Have I always trusted him? Not really. Rather than trust a relationship with God, I have in the past sought out one of the more insidiously deceitful forms of false intimacy. While doing that, I wasn’t hearing anything from God. I’m sure He tried to speak with me, through others and through the Holy Spirit, but I was beyond hearing it.

When I finally made the choice to let Him lead me back to him, things changed dramatically in a short amount of time. I’m amazed at how I was able to become so resistant to the whispers of the Holy Ghost. Amazed at how awesome listening to God’s guidance can be. I’ve still got a long way to go, but those first few steps were very impressive.

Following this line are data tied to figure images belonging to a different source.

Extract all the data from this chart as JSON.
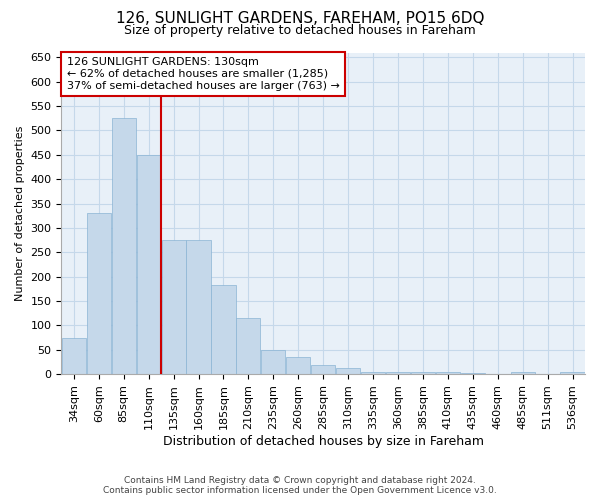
{
  "title": "126, SUNLIGHT GARDENS, FAREHAM, PO15 6DQ",
  "subtitle": "Size of property relative to detached houses in Fareham",
  "xlabel": "Distribution of detached houses by size in Fareham",
  "ylabel": "Number of detached properties",
  "footnote1": "Contains HM Land Registry data © Crown copyright and database right 2024.",
  "footnote2": "Contains public sector information licensed under the Open Government Licence v3.0.",
  "categories": [
    "34sqm",
    "60sqm",
    "85sqm",
    "110sqm",
    "135sqm",
    "160sqm",
    "185sqm",
    "210sqm",
    "235sqm",
    "260sqm",
    "285sqm",
    "310sqm",
    "335sqm",
    "360sqm",
    "385sqm",
    "410sqm",
    "435sqm",
    "460sqm",
    "485sqm",
    "511sqm",
    "536sqm"
  ],
  "values": [
    75,
    330,
    525,
    450,
    275,
    275,
    183,
    115,
    50,
    35,
    18,
    13,
    5,
    5,
    4,
    5,
    2,
    0,
    5,
    0,
    5
  ],
  "bar_color": "#c5d8ea",
  "bar_edge_color": "#8ab4d4",
  "grid_color": "#c5d8ea",
  "plot_bg_color": "#e8f0f8",
  "vline_color": "#cc0000",
  "annotation_text": "126 SUNLIGHT GARDENS: 130sqm\n← 62% of detached houses are smaller (1,285)\n37% of semi-detached houses are larger (763) →",
  "annotation_bg": "#ffffff",
  "annotation_border": "#cc0000",
  "ylim": [
    0,
    660
  ],
  "yticks": [
    0,
    50,
    100,
    150,
    200,
    250,
    300,
    350,
    400,
    450,
    500,
    550,
    600,
    650
  ],
  "title_fontsize": 11,
  "subtitle_fontsize": 9,
  "ylabel_fontsize": 8,
  "xlabel_fontsize": 9,
  "tick_fontsize": 8,
  "annot_fontsize": 8,
  "footnote_fontsize": 6.5
}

There’s a book that’s popular among LDS people called Believing Christ. I’ve never read it, myself, but I bring it up because it draws a distinction. See, there’s also an LDS hymn called “I Believe in Christ.” Very stirring. But there’s a difference in those two titles. They both seem to be declarations of faith, but there’s a big meaning shift from believing in Christ, to believing Him, believing what He said and what He’ll do for you. Another Book of Mormon scripture comes to mind. When Christ was crucified, there were terrible storms, earthquakes, and destruction in the New World, which were followed by 3 days of darkness. During the darkness, the survivors heard the voice of God speaking to them: “And again, how oft would I have gathered you as a hen gathereth her chickens under her wings, yea, O ye people of the house of Israel, who have fallen; yea, O ye people of the house of Israel, ye that dwell at Jerusalem, as ye that have fallen; yea, how oft would I have gathered you as a hen gathereth her chickens, and ye would not.” He wants to protect us, to hold us close. But He waits for us to choose to do so.

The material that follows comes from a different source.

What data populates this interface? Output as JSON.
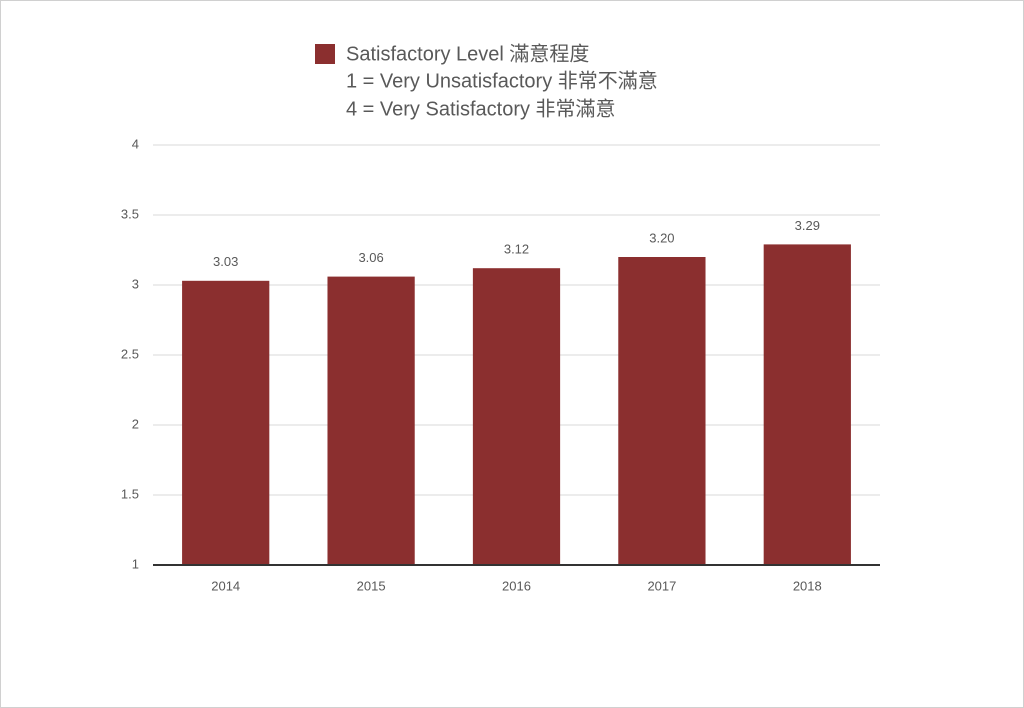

There’s a lesson in the Old Testament about this. When the Israelites wandered the desert, there came a plague of poisonous snakes. The venom was deadly and many were dying. The Lord told Moses to raise a staff with a brass serpent on top of it. Any Israelite who looked to the serpent lived. Those who did not died. (That’s in Numbers 21). And because it was so easy to do, or for whatever stubbornness, many didn’t look. But those who looked, not knowing how that would work, they lived.

I think there’s more to faith than just believing. There’s an element of trust in it as well.

If I may be permitted to draw on the Book of Mormon again, The prophet Alma (the same one I mentioned above) made a comparison between faith and a seed (yes, the Savior did too, but this was a more detailed explanation than what we have in the New Testament). He says you plant the seed. You take care of it. Then it grows. and then it stops being faith. It grows, so you know it’s a true principle. It’s not faith anymore because you know. Takes a long time to get to that point. How do you develop faith into knowledge when you don’t have the faith to start with? Alma asks us to “exercise a particle of faith, yea, even if ye can no more than desire to believe, let this desire work in you.” That’s all it takes. A “mustard seed” of faith indeed. You don’t have to have faith to part the Red Sea. You just have to have enough to take a step.

But the Lord does require us to take that step, spiritually. We don’t have to change everything. We just have to open a little to see if something will come inside. The rest comes latter.

I guess, to shorten it up, what I’m saying is that you don’t have to be a spiritual equivalent of Superman to let God in and begin a relationship. And you can’t have a deep relationship without starting one first. So just open up and be ready to shake God’s hand. God actually arriving in your life is what He will do, you don’t have to get him a ride. Just crack the door.